TÜRKİYE VE YURT DIŞINDA EĞİTİM VERECEK
Merkezdeki eğitimlerin yanı sıra köylerde de kanser eğitimi verdiklerini anlatan Sarıca, "Burdur Valiliği’nin verdiği izin kapsamında Burdur’da köy köy dolaşarak kanser ve organik tarım konusunda eğitim vereceğiz. Amacımız özellikle tarım yapılan tüm köyleri dolaşıp eğitim vermek. Gelecek yıl Türkiye genelinde eğitim kampanyası başlatacağız. Ardından yurt dışında bu eğitimleri vereceğiz. Çalışmalar kapsamında yine yaz boyunca yurt içinden ve dışından gelecek gönüllülere eğitim vereceğiz" dedi.
ABD’DEN YABAN HAYATI İÇİN GELDİ
ABD’de 30 yıl masaj terapistliği yaptıktan sonra işyerini kapatarak Lisinia Doğa’ya yerleşen 58 yaşındaki Lavri Norton, gönüllü olarak buradaki çalışmalara katılıyor.

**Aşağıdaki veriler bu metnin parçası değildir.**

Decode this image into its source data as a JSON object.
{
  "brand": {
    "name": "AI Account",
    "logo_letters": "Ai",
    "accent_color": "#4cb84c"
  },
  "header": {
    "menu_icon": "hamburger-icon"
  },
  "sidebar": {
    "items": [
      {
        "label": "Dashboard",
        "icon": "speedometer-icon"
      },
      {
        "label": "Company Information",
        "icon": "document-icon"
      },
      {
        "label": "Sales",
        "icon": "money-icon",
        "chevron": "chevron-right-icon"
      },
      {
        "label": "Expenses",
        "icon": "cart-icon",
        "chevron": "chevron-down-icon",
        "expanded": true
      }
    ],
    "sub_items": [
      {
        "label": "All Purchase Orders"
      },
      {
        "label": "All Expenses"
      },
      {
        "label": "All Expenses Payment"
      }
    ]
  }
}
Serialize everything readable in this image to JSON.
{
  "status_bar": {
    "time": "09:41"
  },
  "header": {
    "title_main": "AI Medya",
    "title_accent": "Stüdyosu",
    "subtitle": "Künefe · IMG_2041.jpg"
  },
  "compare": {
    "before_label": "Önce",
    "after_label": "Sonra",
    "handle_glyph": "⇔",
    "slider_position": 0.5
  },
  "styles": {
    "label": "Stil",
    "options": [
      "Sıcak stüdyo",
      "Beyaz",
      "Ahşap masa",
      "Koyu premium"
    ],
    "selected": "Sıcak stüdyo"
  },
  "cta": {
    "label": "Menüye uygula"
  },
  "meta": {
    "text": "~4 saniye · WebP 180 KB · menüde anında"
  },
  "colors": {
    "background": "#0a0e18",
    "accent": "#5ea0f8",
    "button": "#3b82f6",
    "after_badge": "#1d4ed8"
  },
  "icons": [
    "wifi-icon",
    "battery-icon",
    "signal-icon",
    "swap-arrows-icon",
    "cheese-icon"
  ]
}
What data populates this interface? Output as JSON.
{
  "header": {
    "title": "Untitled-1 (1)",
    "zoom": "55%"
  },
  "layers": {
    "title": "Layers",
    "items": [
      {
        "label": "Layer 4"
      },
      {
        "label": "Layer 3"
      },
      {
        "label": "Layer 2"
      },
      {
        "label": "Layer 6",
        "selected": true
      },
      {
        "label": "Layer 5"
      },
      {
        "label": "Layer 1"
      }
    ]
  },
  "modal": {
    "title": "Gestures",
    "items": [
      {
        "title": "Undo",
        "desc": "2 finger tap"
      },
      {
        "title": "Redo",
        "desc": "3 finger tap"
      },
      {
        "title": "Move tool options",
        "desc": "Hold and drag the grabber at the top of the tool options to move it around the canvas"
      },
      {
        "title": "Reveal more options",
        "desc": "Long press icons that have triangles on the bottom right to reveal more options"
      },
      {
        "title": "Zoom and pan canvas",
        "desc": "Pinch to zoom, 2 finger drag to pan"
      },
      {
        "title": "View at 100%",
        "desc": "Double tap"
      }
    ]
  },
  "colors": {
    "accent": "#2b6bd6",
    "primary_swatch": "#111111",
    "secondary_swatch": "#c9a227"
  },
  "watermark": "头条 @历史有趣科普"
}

Merkezde bulaşık yıkayan, gönüllülere yemek pişiren, yabani hayvanlara bakan Norton, kanser konusunda ve organik tarım konusunda eğitim alıyor. Buradaki eğitim çalışmalarını tamamladıktan sonra ekolojik tarım çalışmaları konusunda araştırma yapmak için Türkiye turuna çıkacak olan Norton, "Amerika’ya dönmeyi kesinlikle düşünmüyorum. Bundan sonra enerjimi tüm insanlığa ve yaşayan canlılara harcamak istiyorum. En az bir yıl Lisinia’da yaşamak istiyorum" dedi.
Lisina Doğa hakkında gelmeden önce araştırma yaptığını belirten Norton, "Davet alınca biraz şaşırdım. Burada doğal ortamda kansere karşı verilen mücadele beni çok mutlu ediyor. Öztürk Sarıca, çevre, doğa ve insan için sürekli yeni projeler üretiyor, yeni şeyler yapmaya çalışıyor. Bu da bana çalışma azmi veriyor" diye konuştu.